If Range becomes Approval like then you might add also the weaknesses
of Approval in your list.
Juho
On Jan 27, 2010, at 7:58 AM, Jonathan Lundell wrote:
On Jan 26, 2010, at 9:49 PM, Jameson Quinn wrote:
I understand the limitations of my example. I still think it is a
real weakness for Range - actually, the only real weakness. Range
is still one of the best systems out there. But this is a reason to
explore its weaknesses, not to ignore them - especially when these
weaknesses are probably fixable.
Two weaknesses, it seems to me, and I'm less sanguine about their
fixability.
One is, as you suggest, the strategy problem. Range, and it's limit
in one direction, approval, require the voter to make cast a
strategic vote; there really isn't any such thing as a non-strategic
range or approval ballot. But voters are privy to different amounts
of variably useful information about other voters' preferences, and
other voters' strategic choices in view of those (perceived)

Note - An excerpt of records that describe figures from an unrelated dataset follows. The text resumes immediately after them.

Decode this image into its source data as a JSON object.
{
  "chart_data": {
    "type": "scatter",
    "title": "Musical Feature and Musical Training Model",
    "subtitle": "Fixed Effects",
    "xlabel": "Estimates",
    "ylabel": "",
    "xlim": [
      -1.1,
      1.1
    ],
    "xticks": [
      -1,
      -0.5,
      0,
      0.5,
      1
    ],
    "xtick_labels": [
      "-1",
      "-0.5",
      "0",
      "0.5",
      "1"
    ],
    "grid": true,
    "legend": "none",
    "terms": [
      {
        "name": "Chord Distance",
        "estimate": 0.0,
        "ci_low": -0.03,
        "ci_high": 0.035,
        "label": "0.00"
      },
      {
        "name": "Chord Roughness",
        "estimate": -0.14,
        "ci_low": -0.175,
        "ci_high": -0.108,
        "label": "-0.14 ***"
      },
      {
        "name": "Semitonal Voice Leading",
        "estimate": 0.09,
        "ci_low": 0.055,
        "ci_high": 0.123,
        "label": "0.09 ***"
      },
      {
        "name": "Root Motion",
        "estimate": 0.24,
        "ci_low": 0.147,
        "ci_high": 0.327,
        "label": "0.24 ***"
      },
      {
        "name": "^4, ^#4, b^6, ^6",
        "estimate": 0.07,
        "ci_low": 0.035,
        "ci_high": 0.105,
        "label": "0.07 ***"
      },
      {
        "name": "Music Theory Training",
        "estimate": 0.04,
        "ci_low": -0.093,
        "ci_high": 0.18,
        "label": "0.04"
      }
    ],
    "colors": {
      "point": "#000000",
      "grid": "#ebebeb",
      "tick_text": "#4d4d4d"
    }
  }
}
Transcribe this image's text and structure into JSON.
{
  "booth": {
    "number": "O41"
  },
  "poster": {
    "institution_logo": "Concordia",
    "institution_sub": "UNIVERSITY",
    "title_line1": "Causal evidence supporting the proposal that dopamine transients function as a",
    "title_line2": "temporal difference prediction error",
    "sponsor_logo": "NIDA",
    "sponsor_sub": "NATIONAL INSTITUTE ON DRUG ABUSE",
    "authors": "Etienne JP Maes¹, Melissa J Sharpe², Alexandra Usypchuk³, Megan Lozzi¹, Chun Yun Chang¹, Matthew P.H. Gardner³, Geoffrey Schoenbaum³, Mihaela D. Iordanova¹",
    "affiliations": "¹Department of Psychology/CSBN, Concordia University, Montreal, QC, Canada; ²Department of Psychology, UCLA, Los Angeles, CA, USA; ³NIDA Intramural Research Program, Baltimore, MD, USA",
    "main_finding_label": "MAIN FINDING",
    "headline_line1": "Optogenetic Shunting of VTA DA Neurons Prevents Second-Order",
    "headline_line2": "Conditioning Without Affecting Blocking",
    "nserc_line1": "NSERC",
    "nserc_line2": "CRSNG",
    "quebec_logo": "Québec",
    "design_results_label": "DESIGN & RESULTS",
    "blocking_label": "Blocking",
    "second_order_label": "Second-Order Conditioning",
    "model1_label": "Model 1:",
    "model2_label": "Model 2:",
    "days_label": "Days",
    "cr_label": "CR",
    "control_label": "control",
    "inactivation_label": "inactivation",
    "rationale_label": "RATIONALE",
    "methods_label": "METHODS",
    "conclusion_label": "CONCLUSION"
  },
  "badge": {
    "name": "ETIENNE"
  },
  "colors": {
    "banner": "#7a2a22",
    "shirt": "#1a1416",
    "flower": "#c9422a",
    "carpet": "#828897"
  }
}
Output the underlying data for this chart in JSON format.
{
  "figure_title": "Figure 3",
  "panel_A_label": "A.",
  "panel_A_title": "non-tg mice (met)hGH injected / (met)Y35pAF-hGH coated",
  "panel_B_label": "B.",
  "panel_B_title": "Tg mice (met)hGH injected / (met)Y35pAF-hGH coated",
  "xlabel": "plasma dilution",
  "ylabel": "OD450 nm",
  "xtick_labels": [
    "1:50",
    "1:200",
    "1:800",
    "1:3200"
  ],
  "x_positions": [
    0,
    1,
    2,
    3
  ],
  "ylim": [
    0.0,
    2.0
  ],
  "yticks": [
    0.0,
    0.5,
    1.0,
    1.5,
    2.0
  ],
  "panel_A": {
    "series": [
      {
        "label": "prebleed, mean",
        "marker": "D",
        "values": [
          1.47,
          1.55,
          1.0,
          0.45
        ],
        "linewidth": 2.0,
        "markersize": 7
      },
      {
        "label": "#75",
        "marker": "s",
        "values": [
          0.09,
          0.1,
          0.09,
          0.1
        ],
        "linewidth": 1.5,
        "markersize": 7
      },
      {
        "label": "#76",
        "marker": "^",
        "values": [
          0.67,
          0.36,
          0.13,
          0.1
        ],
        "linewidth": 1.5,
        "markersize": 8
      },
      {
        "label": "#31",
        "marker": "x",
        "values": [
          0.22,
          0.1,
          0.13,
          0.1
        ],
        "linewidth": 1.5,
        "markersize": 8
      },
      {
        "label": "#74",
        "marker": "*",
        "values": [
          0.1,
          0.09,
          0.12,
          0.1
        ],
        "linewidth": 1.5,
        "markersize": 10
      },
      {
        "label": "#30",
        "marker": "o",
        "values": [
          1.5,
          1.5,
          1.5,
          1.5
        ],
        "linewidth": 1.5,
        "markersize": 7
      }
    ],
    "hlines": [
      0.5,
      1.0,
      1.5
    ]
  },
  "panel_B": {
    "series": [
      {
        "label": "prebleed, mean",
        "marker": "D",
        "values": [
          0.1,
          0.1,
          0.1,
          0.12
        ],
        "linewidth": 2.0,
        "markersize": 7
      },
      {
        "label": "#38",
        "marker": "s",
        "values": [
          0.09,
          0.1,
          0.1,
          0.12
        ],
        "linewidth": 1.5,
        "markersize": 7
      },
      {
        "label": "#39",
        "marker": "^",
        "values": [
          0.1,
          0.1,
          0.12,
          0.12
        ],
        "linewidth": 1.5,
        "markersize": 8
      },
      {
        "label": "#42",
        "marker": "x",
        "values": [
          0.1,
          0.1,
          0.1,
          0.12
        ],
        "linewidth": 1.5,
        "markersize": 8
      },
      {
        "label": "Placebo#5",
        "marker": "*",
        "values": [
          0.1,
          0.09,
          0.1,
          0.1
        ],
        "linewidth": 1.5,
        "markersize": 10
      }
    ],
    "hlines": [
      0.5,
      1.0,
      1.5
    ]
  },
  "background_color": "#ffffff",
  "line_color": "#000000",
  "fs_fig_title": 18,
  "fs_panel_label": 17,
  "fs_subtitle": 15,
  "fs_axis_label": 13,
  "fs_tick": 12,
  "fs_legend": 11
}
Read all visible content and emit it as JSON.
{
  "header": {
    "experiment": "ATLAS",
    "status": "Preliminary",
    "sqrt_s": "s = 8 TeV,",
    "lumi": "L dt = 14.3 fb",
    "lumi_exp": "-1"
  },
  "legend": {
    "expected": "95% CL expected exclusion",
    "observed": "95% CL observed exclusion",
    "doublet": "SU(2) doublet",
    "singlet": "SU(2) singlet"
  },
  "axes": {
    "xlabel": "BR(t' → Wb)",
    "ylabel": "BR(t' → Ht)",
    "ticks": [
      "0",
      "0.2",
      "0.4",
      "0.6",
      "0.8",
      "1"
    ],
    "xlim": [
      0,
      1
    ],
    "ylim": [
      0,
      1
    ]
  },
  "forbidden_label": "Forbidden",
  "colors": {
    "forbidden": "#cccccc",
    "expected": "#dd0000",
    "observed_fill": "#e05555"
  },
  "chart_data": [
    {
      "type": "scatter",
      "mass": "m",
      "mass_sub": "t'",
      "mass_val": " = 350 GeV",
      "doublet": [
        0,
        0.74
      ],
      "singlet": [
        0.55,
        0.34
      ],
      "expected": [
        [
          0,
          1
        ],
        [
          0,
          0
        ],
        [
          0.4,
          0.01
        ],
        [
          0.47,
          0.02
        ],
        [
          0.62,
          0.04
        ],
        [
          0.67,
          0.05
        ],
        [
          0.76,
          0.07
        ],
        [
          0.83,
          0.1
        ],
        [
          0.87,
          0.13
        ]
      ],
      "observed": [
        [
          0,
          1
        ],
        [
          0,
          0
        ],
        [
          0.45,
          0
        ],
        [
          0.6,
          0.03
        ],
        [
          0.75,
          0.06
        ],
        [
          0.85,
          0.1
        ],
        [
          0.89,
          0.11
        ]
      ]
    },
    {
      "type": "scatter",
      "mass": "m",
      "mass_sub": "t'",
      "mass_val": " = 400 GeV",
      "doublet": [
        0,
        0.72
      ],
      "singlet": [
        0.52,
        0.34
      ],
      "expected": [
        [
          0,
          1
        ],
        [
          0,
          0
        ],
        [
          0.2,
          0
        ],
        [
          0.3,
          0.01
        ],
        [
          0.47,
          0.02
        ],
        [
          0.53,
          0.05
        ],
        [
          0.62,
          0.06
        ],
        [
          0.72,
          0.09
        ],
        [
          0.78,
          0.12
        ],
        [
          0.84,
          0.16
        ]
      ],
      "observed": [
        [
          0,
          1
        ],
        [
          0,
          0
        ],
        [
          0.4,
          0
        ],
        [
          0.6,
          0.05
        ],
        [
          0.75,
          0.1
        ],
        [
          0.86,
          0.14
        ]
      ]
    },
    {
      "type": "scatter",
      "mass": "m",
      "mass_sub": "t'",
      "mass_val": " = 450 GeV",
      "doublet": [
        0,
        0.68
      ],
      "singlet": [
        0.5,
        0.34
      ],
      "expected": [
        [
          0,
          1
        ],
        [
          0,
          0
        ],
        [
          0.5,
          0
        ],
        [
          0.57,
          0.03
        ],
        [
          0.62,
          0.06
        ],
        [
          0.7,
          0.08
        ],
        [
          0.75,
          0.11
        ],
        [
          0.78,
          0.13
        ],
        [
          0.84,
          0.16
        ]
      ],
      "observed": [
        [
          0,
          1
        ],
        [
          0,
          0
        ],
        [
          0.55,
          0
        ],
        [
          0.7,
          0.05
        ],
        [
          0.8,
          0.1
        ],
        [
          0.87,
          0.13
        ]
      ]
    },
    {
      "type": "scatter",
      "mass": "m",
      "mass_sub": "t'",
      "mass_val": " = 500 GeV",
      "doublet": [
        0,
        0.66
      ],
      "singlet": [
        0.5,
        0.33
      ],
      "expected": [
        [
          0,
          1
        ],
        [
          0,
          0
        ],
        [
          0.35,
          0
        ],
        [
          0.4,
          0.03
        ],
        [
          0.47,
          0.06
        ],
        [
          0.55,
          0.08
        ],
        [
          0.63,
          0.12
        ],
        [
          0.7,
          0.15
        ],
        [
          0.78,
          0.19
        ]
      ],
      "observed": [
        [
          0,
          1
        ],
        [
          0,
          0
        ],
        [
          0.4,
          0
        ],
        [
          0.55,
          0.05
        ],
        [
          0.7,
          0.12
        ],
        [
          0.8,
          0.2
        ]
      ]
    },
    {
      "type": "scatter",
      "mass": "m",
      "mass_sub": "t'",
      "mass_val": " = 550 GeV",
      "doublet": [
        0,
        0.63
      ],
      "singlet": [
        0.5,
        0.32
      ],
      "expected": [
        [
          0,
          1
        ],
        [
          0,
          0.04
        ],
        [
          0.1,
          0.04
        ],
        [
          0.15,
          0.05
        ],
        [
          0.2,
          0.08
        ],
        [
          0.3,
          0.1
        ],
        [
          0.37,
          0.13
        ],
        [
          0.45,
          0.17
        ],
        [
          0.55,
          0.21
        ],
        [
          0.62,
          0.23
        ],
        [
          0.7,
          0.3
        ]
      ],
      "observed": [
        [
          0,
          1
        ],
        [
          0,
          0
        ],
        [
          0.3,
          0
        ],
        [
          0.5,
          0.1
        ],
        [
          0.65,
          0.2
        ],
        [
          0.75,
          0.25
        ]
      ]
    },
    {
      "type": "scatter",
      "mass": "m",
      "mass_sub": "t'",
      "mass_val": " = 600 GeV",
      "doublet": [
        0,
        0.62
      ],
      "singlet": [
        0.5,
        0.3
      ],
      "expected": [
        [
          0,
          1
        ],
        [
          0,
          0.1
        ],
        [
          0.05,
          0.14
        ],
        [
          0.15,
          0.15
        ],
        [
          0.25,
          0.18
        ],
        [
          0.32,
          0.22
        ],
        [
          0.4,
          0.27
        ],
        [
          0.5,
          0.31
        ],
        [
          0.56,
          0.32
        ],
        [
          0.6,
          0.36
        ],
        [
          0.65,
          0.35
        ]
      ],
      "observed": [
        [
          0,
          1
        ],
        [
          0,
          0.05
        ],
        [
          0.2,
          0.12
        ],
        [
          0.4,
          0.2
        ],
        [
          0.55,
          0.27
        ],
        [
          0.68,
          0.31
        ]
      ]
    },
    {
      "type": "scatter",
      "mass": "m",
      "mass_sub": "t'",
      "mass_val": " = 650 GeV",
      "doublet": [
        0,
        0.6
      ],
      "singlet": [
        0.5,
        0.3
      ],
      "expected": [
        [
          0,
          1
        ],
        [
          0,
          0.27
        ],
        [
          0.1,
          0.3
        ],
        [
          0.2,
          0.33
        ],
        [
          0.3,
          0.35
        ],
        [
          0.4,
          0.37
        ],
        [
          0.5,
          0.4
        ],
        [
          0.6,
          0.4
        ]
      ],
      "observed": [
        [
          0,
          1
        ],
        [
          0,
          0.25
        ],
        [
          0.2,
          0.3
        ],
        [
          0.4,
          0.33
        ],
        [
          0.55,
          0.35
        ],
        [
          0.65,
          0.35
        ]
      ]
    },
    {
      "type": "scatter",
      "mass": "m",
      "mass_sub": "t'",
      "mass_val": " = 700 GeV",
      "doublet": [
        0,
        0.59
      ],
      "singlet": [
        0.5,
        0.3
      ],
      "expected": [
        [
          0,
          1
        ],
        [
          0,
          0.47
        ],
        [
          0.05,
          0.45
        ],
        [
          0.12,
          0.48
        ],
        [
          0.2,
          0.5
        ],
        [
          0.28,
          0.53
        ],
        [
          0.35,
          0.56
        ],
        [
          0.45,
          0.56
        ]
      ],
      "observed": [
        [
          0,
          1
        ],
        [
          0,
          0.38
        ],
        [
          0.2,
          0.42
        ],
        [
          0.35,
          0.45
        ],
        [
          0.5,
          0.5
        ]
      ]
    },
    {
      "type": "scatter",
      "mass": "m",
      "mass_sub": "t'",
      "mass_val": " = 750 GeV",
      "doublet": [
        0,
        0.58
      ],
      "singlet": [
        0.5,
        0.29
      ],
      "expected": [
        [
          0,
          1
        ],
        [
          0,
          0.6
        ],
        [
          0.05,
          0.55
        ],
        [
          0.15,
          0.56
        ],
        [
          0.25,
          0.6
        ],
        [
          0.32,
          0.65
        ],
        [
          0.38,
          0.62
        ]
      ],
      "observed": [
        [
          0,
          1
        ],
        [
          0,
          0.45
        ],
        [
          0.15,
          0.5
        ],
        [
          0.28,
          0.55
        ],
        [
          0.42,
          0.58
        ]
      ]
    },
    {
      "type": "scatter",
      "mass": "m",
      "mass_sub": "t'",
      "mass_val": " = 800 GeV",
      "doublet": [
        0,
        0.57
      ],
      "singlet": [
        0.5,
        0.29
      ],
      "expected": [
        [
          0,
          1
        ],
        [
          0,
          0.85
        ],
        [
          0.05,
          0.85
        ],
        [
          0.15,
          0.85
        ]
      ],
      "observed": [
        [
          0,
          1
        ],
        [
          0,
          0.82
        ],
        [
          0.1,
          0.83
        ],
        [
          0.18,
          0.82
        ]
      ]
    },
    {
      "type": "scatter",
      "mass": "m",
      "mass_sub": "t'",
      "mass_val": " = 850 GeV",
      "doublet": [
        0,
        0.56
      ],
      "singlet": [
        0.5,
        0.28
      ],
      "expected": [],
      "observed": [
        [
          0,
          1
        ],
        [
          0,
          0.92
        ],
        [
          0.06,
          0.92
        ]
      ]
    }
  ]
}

preferences, and so on ad infinitum.
The second problem kicks in with the suggestion that there *is* a
sincere range ballot (not that any voter would cast it), namely some
objective measure of utility, comparable from voter to voter. The
idea that there's some objective (or at least intersubjective)
common measure of cardinal utility is, deservedly, a fringe idea—at
best—in social choice theory.
I really don't see out either of these can be fixed.